Measuring the storage modulus of the spinning solution containing an acrylonitrile-based polymer and a polymer affinity solvent while passing a coagulation solution containing a polymer incompatibility solvent through one side;
Outputting the measured storage modulus value as a log scale graph according to time change;
Deriving the rate of change of the storage modulus of the spinning solution over time from the graph from the time the phase transition of the spinning solution is initiated to the time when 55 to 70 seconds have elapsed; and
A method for analyzing the coagulation phenomenon of a spinning solution, comprising the step of predicting the high and low coagulation speed of the spinning solution from the magnitude relationship between the rate of change of two or more storage moduli derived above.
In claim 1,
A method for analyzing the coagulation phenomenon of the spinning solution, wherein the storage elastic modulus of the spinning solution is measured using a storage elastic modulus measuring device including a rheometer.
In claim 2,
The storage modulus measuring device including the rheometer is
A main body equipped with a lifting bar that raises or lowers;
A container portion installed at the lower part of the lifting bar and having a receiving space therein to accommodate a coagulating solution and a filter;
An operating unit connected to the lifting bar and installed at a lower portion of a lifting plate that raises or lowers in the receiving space to pressurize the raw radiation solution; and
A method for analyzing the coagulation phenomenon of a spinning solution, comprising a control unit installed in the main body to measure the storage modulus of the spinning solution.
In claim 3,
A method for analyzing the coagulation phenomenon of a spinning solution, wherein the lifting plate is lowered until the distance from the filter is 100 ㎛ to 1 mm.
In claim 1,
A method for analyzing the coagulation phenomenon of a spinning solution, wherein the storage modulus is measured under the conditions of a temperature of 10 to 60 ℃, a frequency of 0.01 to 20 rad/s, and a strain sweep of 0.3 to 1%.

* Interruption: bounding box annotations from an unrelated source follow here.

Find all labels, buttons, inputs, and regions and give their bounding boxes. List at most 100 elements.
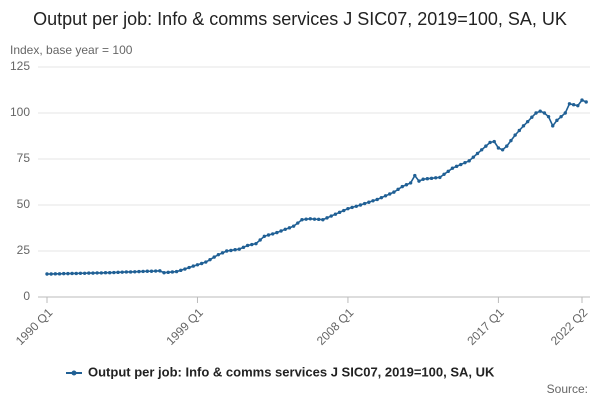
data-point [116, 270, 120, 275]
data-point [49, 272, 53, 276]
data-point [438, 175, 442, 180]
data-point [354, 204, 358, 208]
data-point [546, 114, 551, 119]
data-point [421, 177, 425, 181]
data-point [396, 187, 400, 192]
series-line [47, 99, 587, 275]
data-point [450, 166, 455, 170]
data-point [141, 269, 145, 274]
data-point [571, 103, 576, 107]
data-point [82, 271, 87, 275]
data-point [174, 269, 179, 274]
data-point [417, 179, 421, 183]
data-point [505, 144, 509, 148]
data-point [241, 245, 246, 250]
legend-label: Output per job: Info & comms services J … [88, 364, 495, 379]
data-point [500, 148, 505, 152]
data-point [95, 271, 99, 275]
data-point [316, 217, 321, 222]
data-point [275, 230, 279, 235]
data-point [383, 194, 388, 198]
data-point [400, 184, 404, 189]
data-point [300, 218, 304, 222]
data-point [509, 138, 513, 143]
data-point [551, 124, 555, 128]
data-point [78, 271, 83, 275]
data-point [103, 271, 108, 275]
data-point [107, 271, 112, 275]
data-point [329, 214, 333, 218]
data-point [525, 119, 530, 124]
data-point [521, 124, 526, 128]
y-tick-label: 125 [10, 59, 30, 73]
data-point [124, 270, 129, 274]
data-point [158, 269, 162, 273]
data-point [250, 242, 254, 247]
data-point [408, 181, 413, 185]
data-point [371, 199, 375, 203]
data-point [153, 269, 158, 273]
data-point [350, 205, 354, 210]
data-point [463, 160, 467, 165]
data-point [245, 243, 250, 248]
data-point [233, 248, 237, 252]
data-point [333, 212, 338, 216]
data-point [291, 224, 296, 228]
data-point [342, 208, 346, 213]
data-point [199, 261, 204, 266]
data-point [66, 271, 70, 276]
data-point [325, 216, 329, 220]
data-point [258, 238, 262, 242]
data-point [112, 270, 116, 275]
chart-title: Output per job: Info & comms services J … [33, 9, 567, 29]
data-point [99, 271, 104, 275]
data-point [467, 159, 471, 163]
data-point [166, 270, 170, 275]
y-axis-label: Index, base year = 100 [10, 43, 133, 57]
data-point [262, 234, 267, 238]
x-tick-label: 1999 Q1 [163, 305, 206, 348]
data-point [279, 229, 283, 233]
data-point [271, 232, 275, 236]
data-point [404, 183, 409, 187]
data-point [517, 128, 522, 133]
data-point [128, 270, 133, 274]
data-point [530, 115, 534, 119]
data-point [379, 195, 384, 200]
data-point [229, 248, 233, 253]
data-point [362, 201, 367, 206]
data-point [74, 271, 78, 276]
data-point [358, 203, 363, 207]
data-point [471, 155, 476, 159]
data-point [70, 271, 74, 276]
data-point [212, 255, 216, 259]
x-tick-label: 2008 Q1 [314, 305, 357, 348]
data-point [496, 146, 501, 150]
data-point [429, 176, 434, 181]
data-point [149, 269, 154, 273]
data-point [484, 144, 488, 148]
data-point [204, 260, 208, 264]
data-point [479, 148, 484, 152]
data-point [237, 247, 241, 251]
x-tick-label: 2017 Q1 [464, 305, 507, 348]
data-point [283, 227, 287, 231]
y-tick-label: 50 [17, 197, 31, 211]
data-point [87, 271, 91, 275]
y-tick-label: 0 [23, 289, 30, 303]
data-point [538, 109, 542, 113]
data-point [133, 270, 137, 274]
data-point [62, 271, 66, 276]
data-point [208, 257, 212, 262]
data-point [367, 200, 371, 204]
y-tick-label: 100 [10, 105, 30, 119]
data-point [425, 176, 430, 181]
data-point [555, 118, 559, 123]
data-point [321, 218, 325, 222]
data-point [488, 140, 492, 145]
data-point [179, 268, 183, 273]
data-point [137, 269, 141, 274]
data-point [225, 249, 229, 253]
data-point [576, 103, 580, 108]
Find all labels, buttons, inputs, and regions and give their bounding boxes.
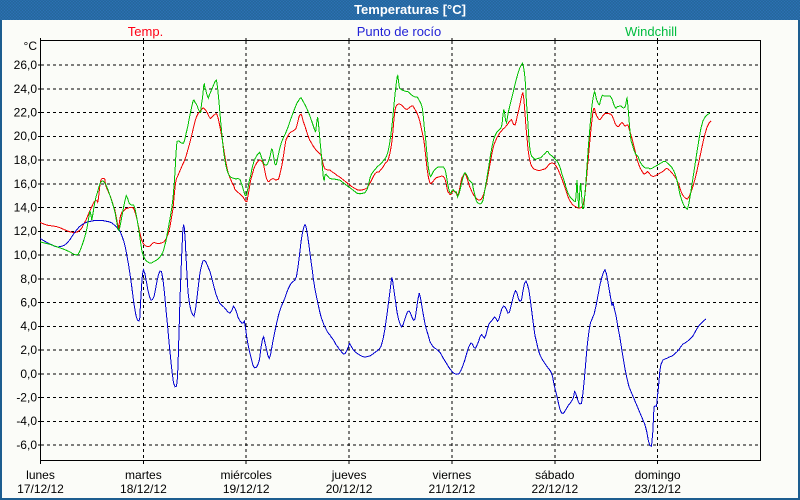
svg-text:26,0: 26,0 (14, 58, 38, 72)
svg-text:18/12/12: 18/12/12 (120, 482, 167, 496)
svg-text:6,0: 6,0 (20, 296, 37, 310)
svg-text:°C: °C (24, 39, 38, 53)
svg-text:23/12/12: 23/12/12 (634, 482, 681, 496)
svg-text:2,0: 2,0 (20, 343, 37, 357)
svg-text:18,0: 18,0 (14, 153, 38, 167)
svg-text:20,0: 20,0 (14, 129, 38, 143)
svg-text:martes: martes (125, 468, 162, 482)
svg-text:19/12/12: 19/12/12 (223, 482, 270, 496)
svg-text:miércoles: miércoles (221, 468, 272, 482)
svg-text:8,0: 8,0 (20, 272, 37, 286)
svg-text:-6,0: -6,0 (16, 438, 37, 452)
svg-text:domingo: domingo (635, 468, 681, 482)
svg-text:-2,0: -2,0 (16, 391, 37, 405)
svg-text:22,0: 22,0 (14, 106, 38, 120)
svg-text:viernes: viernes (433, 468, 472, 482)
svg-text:12,0: 12,0 (14, 224, 38, 238)
svg-text:-4,0: -4,0 (16, 414, 37, 428)
svg-text:10,0: 10,0 (14, 248, 38, 262)
svg-text:jueves: jueves (331, 468, 367, 482)
svg-text:sábado: sábado (535, 468, 575, 482)
svg-text:17/12/12: 17/12/12 (17, 482, 64, 496)
svg-text:4,0: 4,0 (20, 319, 37, 333)
svg-text:20/12/12: 20/12/12 (326, 482, 373, 496)
svg-text:24,0: 24,0 (14, 82, 38, 96)
svg-text:21/12/12: 21/12/12 (429, 482, 476, 496)
svg-text:lunes: lunes (26, 468, 55, 482)
svg-text:16,0: 16,0 (14, 177, 38, 191)
svg-text:22/12/12: 22/12/12 (531, 482, 578, 496)
svg-text:0,0: 0,0 (20, 367, 37, 381)
svg-text:14,0: 14,0 (14, 201, 38, 215)
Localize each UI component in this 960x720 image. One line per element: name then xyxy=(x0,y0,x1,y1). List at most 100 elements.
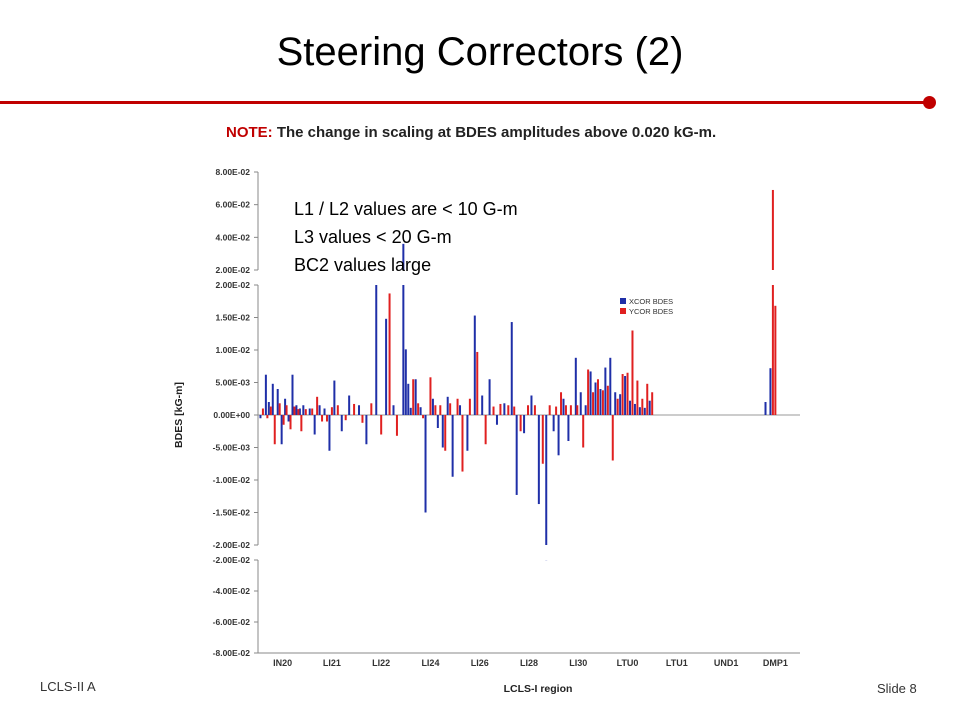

Measuring the storage modulus of the spinning solution containing an acrylonitrile-based polymer and a polymer affinity solvent while passing a coagulation solution containing a polymer incompatibility solvent through one side;
Outputting the measured storage modulus value as a log scale graph according to time change;
Deriving the rate of change of the storage modulus of the spinning solution over time from the graph from the time the phase transition of the spinning solution is initiated to the time when 55 to 70 seconds have elapsed; and
A method for producing an acrylonitrile-based spun fiber, comprising the step of spinning a spinning solution whose storage modulus change rate is measured to be 15 or less by inputting it into a spinning equipment.